On October 6: “Adah, ambulances are running in every direction out here. They haven’t closed the camp yet, but I think they will soon. I am coming in good shape. I am very glad I did not report it and go to the hospital. They say you are lucky if you get out alive once you get in.”
And then you see a letter from a friend and from the chaplain essentially saying to the parents, “You should come, your son is in the hospital with influenza.”
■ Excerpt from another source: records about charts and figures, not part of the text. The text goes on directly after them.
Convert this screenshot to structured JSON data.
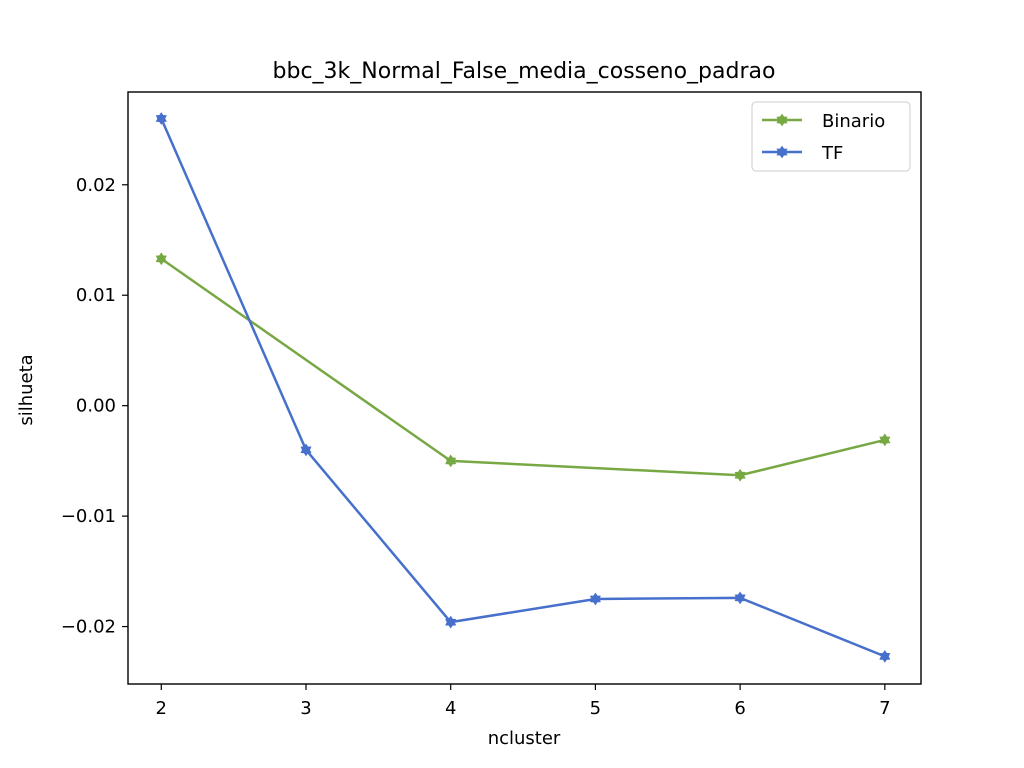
{
  "chart_data": {
    "type": "line",
    "title": "bbc_3k_Normal_False_media_cosseno_padrao",
    "xlabel": "ncluster",
    "ylabel": "silhueta",
    "xlim": [
      1.77,
      7.25
    ],
    "ylim": [
      -0.0252,
      0.0284
    ],
    "xticks": [
      2,
      3,
      4,
      5,
      6,
      7
    ],
    "xtick_labels": [
      "2",
      "3",
      "4",
      "5",
      "6",
      "7"
    ],
    "yticks": [
      -0.02,
      -0.01,
      0.0,
      0.01,
      0.02
    ],
    "ytick_labels": [
      "−0.02",
      "−0.01",
      "0.00",
      "0.01",
      "0.02"
    ],
    "grid": false,
    "legend_position": "top-right",
    "series": [
      {
        "name": "Binario",
        "color": "#77a843",
        "marker": "star-icon",
        "x": [
          2,
          4,
          6,
          7
        ],
        "y": [
          0.0133,
          -0.005,
          -0.0063,
          -0.0031
        ]
      },
      {
        "name": "TF",
        "color": "#4670cc",
        "marker": "star-icon",
        "x": [
          2,
          3,
          4,
          5,
          6,
          7
        ],
        "y": [
          0.026,
          -0.004,
          -0.0196,
          -0.0175,
          -0.0174,
          -0.0227
        ]
      }
    ]
  }
}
Then you see an October 11 telegram from the army, saying: “Your son Alton Miller died at base hospital at one o’clock today. Wire me if you want remains shipped at government expense and to whom remains will be consigned.” It’s heartbreaking. There’s a couple of condolence letters, and then this medal at the end that was awarded the year after the war, by the community, to Alton’s mother.
How come there are so many letters available from this time?
This was during World War I, and soldiers could send letters for free, indicated by the label “soldiers’ mail.” You also see some letterheads from such institutions as the YMCA, or other organizations that provided free stationery to soldiers. Soldiers were encouraged to write. The expectation was that you do your day’s work, and then at night you sit down and write two or three letters, even when overseas. The amount of mail that went back and forth between soldiers and families is just incredible. It would be like texting today.
What can you learn from these personal narratives that you can’t really glean from reading the news and public announcements from the time?
You learn a lot of particulars of how people dealt with each other. It’s the very personal, very immediate experience that you don’t see in the news or an official report. People are talking about the inconveniences of theaters and shops being closed, or people wearing masks and how funny, how odd they look. Then it becomes commonplace because everyone is doing it.
Then there’s the day-to-day life into which influenza was intruding. When people were talking about others dying, they would distinguish whether it was with the influenza or something else—because everything else was still happening, like it is now. We’re so focused on coronavirus, and yet people are still having babies. People are still dying from heart attacks and cancer. Sometimes you might forget that this is just a component of our lives, or their lives in 1918.
What did you learn from these letters that surprised you the most?
In many letters, like that diary of Mrs. Slater, or the letters from Hildreth to her fiancé Kleber, was how much the influenza became a part of their lives—but it just seemed to be one more part of their lives. There was tragedy, but they overcame it. And the humor that they could use! Hildreth was a schoolteacher. At first, when the schools were closed, she called it a vacation: “The four weeks of vacation as a result of the epidemic of influenza almost cured me of any desire to teach school,” she wrote. There’s still this time to joke with her fiancé. Even though this horrible stuff was happening around them, life went on.
This interview has been edited and condensed.